Error recording event to prevent concurrent launches on the same OptixPipeline

Are you calling optixLaunch() with the same pipeline from different CPU threads?
That is not supported. See the yellow box in OptiX 7.2.0 Programming Guide Chapter 9.

But that is probably just the first chance to report the generic CUDA launch failure from the optixLaunch which failed.

I would be wary of ray generation programs which can launch arbitrary many numbers of rays like in the optixCutouts example. If that breaks with samples_per_launch = 1, then it’s something about the code you changed.

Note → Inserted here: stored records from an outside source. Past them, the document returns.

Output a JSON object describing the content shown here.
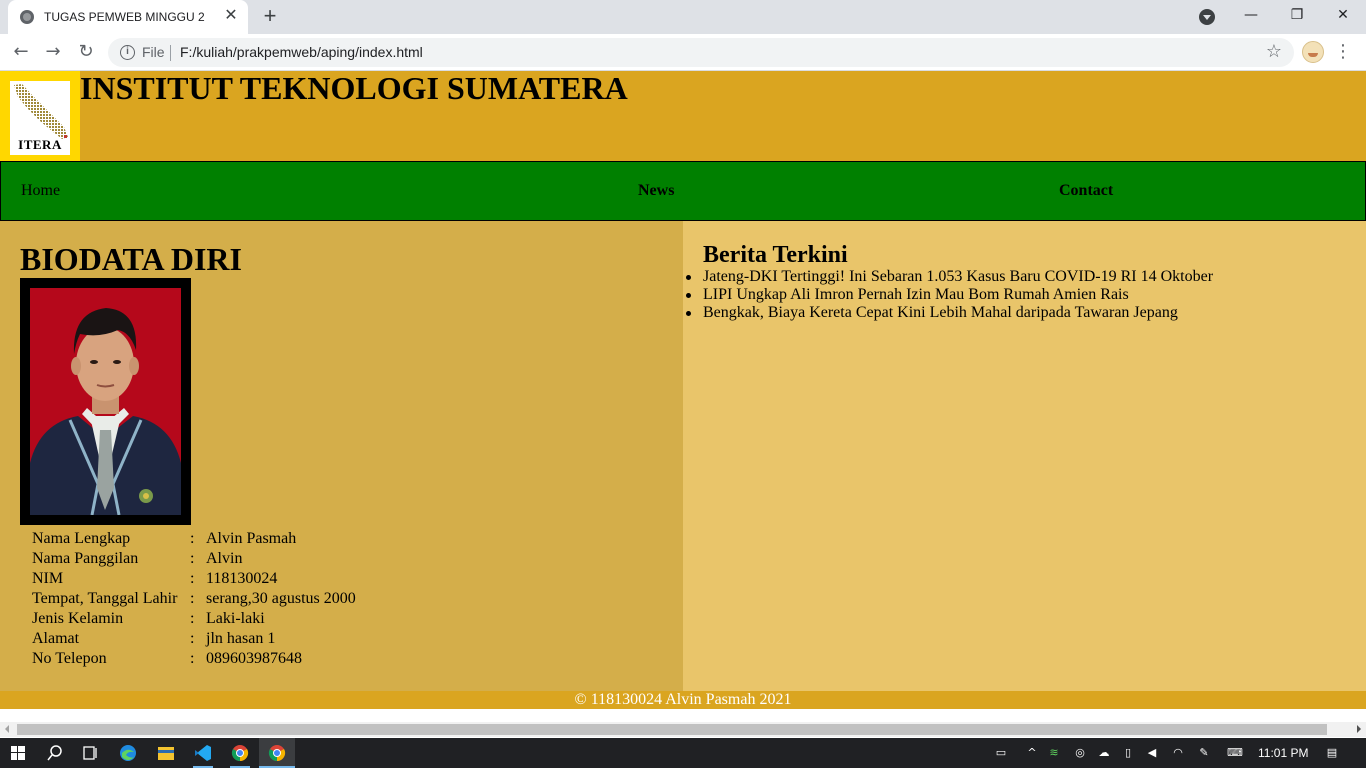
{
  "browser": {
    "tab_title": "TUGAS PEMWEB MINGGU 2",
    "tab_close": "✕",
    "new_tab": "+",
    "scheme_label": "File",
    "url": "F:/kuliah/prakpemweb/aping/index.html",
    "window_controls": {
      "minimize": "—",
      "restore": "❐",
      "close": "✕"
    },
    "nav": {
      "back": "←",
      "forward": "→",
      "reload": "↻"
    },
    "info": "i",
    "star": "☆",
    "menu": "⋮"
  },
  "site": {
    "logo_text": "ITERA",
    "title": "INSTITUT TEKNOLOGI SUMATERA",
    "nav": [
      "Home",
      "News",
      "Contact"
    ],
    "bio": {
      "heading": "BIODATA DIRI",
      "separator": ":",
      "rows": [
        {
          "label": "Nama Lengkap",
          "value": "Alvin Pasmah"
        },
        {
          "label": "Nama Panggilan",
          "value": "Alvin"
        },
        {
          "label": "NIM",
          "value": "118130024"
        },
        {
          "label": "Tempat, Tanggal Lahir",
          "value": "serang,30 agustus 2000"
        },
        {
          "label": "Jenis Kelamin",
          "value": "Laki-laki"
        },
        {
          "label": "Alamat",
          "value": "jln hasan 1"
        },
        {
          "label": "No Telepon",
          "value": "089603987648"
        }
      ]
    },
    "news": {
      "heading": "Berita Terkini",
      "items": [
        "Jateng-DKI Tertinggi! Ini Sebaran 1.053 Kasus Baru COVID-19 RI 14 Oktober",
        "LIPI Ungkap Ali Imron Pernah Izin Mau Bom Rumah Amien Rais",
        "Bengkak, Biaya Kereta Cepat Kini Lebih Mahal daripada Tawaran Jepang"
      ]
    },
    "footer": "© 118130024 Alvin Pasmah 2021"
  },
  "taskbar": {
    "clock": "11:01 PM"
  },
  "colors": {
    "header": "#daa520",
    "logo_bg": "#ffd700",
    "nav": "#008000",
    "left_column": "#d4ae4a",
    "right_column": "#e9c56a",
    "photo_bg": "#b5081b"
  }
}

Again, it’s not possible to say what is going wrong. You changed a working example and it’s not working anymore. Nothing to do about that without knowing what you changed.

What is your system setup?
OS version, installed GPU(s), VRAM amount, display driver version, OptiX version, CUDA toolkit version, host compiler version?

Still wrapping my head around C++ so this could be basic? I keep checking where I something went wrong “converting” the cutouts example, but can’t find anything.

You could send me the complete source code inside an archive attached to a private message or send to OptiX-Help at nvidia.com (max. 10 MB and no *.zip attachments to e-mails, those get blocked, renamed *.zi_ or *.7z will do.)

Thanks for the offer to look into this. I keep trying for a bit more.
For stats: Windows 10 1909 (Build 18363.1139), a single 2080, 8gb VRAM, Optix 7.2, cuda 11.1, Driver is 457.30

2ERRORError recording event to prevent concurrent launches on the same OptixPipeline (CUDA error string: an illegal memory access was encountered, CUDA error code: 700)
Error recording resource event on user stream (CUDA error string: an illegal memory access was encountered, CUDA error code: 700)

This threw me off as well. I am wrapping this in a dll that I call from Unitys main thread. So right now I don’t have much control over that. Before I run this in a dedicated thread in Unity I tried to do the calls in the same call from Unity to make sure it’s in the same thread (it should be anyways) and I get the same result.

So multi threading shouldn’t be the issue here.

Well, this is kind of obvious and you have probably done that already, but if there is an invalid memory access inside the device kernel when just writing into an index of the accumulation buffer, I would check

  • if the CUdeviceptr inside the launch parameters is actually set to the correct value,
  • that the buffer has the correct size,
  • that the index into it is not accessing it out of bounds.

I am wrapping this in a dll that I call from Unitys main thread.

Do you have a standalone (non-Unity based) application which can load this DLL and do unit tests on the functionality?
If this is only happening in the Unity environment, then this wouldn’t be visible by looking at the code.

Again, thanks :)

So, in the end I threw everything from the cutouts sample and started anew with the optixTriangle. The idea being to simplify and then slowly increase complexity. I am sure it was some mixup with some of the pointers/references going somewhere they shouldn’t.

This is working now and I take it from here.